I

📖 La mal cachée ✍️ PrinceVelihan 📝 620 mots

Ce n’est pas ce que vous croyez. La scène à laquelle j’ai assisté peut laisser supposer que la jeune Liviana va mal. Il est vrai que son état nécessitait des soins constants dont je me chargeai jusqu’à ce que je sois éloignée d’elle après un énième épisode dramatique. Âgée d’une douzaine d’années au moment des faits, elle me fut confiée lorsque le maître du manoir de Kerguénolé, M. Moreau m’engagea comme domestique, c’est-à-dire sept ans en arrière.

*

Le prieur Edmond Lejeune me recommanda auprès de la famille de cette fillette. J’avais toujours connu cet homme d’église qui m’avait trouvée devant la chapelle du Pénity. Il me raconta m’avoir recueillie, nourrisson. Quelqu’un avait abandonné le berceau dans lequel je dormais aussi sage et belle qu’une image sainte. Un prénom était brodé sur un linge qui emmaillotait mon corps : Angéla.

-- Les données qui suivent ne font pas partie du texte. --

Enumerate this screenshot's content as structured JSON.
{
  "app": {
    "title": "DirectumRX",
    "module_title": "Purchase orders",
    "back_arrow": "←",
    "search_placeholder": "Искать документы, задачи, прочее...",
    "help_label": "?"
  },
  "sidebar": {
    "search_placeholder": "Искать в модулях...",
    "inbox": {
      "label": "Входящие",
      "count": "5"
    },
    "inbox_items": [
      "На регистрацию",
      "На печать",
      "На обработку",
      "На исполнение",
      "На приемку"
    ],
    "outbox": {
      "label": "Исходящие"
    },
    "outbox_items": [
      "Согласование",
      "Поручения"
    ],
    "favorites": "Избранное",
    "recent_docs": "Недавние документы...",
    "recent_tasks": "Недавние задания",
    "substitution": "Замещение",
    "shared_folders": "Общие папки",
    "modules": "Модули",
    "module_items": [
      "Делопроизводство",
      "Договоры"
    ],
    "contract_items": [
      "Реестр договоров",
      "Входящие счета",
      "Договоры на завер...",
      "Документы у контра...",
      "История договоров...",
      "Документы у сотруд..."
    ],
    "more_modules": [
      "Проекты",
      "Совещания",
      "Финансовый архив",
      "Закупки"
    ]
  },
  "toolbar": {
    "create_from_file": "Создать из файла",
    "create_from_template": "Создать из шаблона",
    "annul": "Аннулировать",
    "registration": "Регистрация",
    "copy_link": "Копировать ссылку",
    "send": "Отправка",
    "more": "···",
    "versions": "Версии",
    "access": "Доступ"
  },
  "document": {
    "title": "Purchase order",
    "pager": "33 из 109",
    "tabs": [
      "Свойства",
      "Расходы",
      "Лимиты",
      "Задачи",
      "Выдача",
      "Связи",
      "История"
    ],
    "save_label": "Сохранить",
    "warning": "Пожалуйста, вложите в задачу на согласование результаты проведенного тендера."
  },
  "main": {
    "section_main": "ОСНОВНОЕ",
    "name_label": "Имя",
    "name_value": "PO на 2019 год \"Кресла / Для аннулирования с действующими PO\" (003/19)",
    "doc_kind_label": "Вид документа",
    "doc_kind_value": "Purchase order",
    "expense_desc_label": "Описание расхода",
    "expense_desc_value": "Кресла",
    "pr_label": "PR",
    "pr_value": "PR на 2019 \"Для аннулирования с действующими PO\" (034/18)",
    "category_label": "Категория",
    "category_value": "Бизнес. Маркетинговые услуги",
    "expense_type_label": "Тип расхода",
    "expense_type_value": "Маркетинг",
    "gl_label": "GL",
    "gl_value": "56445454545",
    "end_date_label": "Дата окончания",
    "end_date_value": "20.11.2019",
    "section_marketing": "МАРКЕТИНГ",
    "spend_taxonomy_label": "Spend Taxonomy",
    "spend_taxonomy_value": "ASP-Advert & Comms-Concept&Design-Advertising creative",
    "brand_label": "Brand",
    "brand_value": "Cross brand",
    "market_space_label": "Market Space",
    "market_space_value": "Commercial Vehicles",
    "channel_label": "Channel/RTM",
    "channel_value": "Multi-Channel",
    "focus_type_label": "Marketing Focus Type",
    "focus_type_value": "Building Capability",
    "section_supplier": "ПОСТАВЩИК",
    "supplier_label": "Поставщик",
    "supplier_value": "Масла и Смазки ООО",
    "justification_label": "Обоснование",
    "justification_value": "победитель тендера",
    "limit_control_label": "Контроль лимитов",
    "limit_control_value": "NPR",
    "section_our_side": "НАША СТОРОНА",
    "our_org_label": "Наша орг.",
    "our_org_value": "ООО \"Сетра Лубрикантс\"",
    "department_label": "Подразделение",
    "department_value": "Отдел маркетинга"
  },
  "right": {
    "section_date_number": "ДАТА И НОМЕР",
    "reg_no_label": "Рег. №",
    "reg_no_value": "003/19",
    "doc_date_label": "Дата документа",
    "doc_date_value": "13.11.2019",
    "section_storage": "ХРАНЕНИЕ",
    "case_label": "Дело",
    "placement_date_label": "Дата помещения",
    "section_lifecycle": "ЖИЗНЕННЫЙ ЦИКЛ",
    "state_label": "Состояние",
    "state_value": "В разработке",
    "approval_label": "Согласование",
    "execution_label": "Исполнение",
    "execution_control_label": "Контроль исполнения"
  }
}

Edmond me confia à Céline, une belle personne qui joua le rôle difficile de maman tout en s’occupant du ménage et de la cuisine. Elle m’éduqua tandis que le prieur veillait à me donner une éducation sérieuse, m’apprenant à lire et à écrire. Les longues heures passées à ses côtés, pendant lesquelles je noircissais des cahiers de chiffres ou de lettres tracés à la plume sergent major ne me déplaisaient pas, au contraire. Je cherchais toujours à me dépasser, ma soif d’apprendre jamais assouvie. Lorsque je sus lire couramment, je dévorais les livres de psaumes et des manuscrits racontant l’histoire des saints chrétiens, la genèse, la bible. Certains de ces livres, que je n’avais pas le droit d’emprunter, m’attiraient particulièrement. La bibliothèque, qui se trouvait dans le salon avec ces vieux grimoires fermait à clef. Celle-ci en côtoyait d’autres sur un trousseau accroché à la ceinture du prieur Lejeune. Comment faire ? Il arriva plusieurs fois que mon brave père oubliât de verrouiller le sésame. Mes prières furent entendues et je pus parcourir avec avidité les pages interdites. Elles parlaient du Diable, des démons. Leurs noms et rangs par rapport à Satan s’imprimèrent en ma mémoire. Je crois que ce curé pratiquait des exorcismes et se basait sur les indications du rituel officiel. Participer à ces séances devenait une de mes idées fixes. Je passais donc mes années d’enfance en compagnie de cet homme cultivé qui m’apprit aussi les secrets des plantes, leur pouvoir de soigner toute sorte de maladies. Il y avait un jardin médicinal où j’aimais me promener. J’y prélevais des spécimens que je plaçais entre les feuillets de mon herbier. Parfois j’aidais à la confection des décoctions et onguents. Il fallait que je me rende utile et ne rechignais pas à effectuer des tâches longues et difficiles demandant de la patience. 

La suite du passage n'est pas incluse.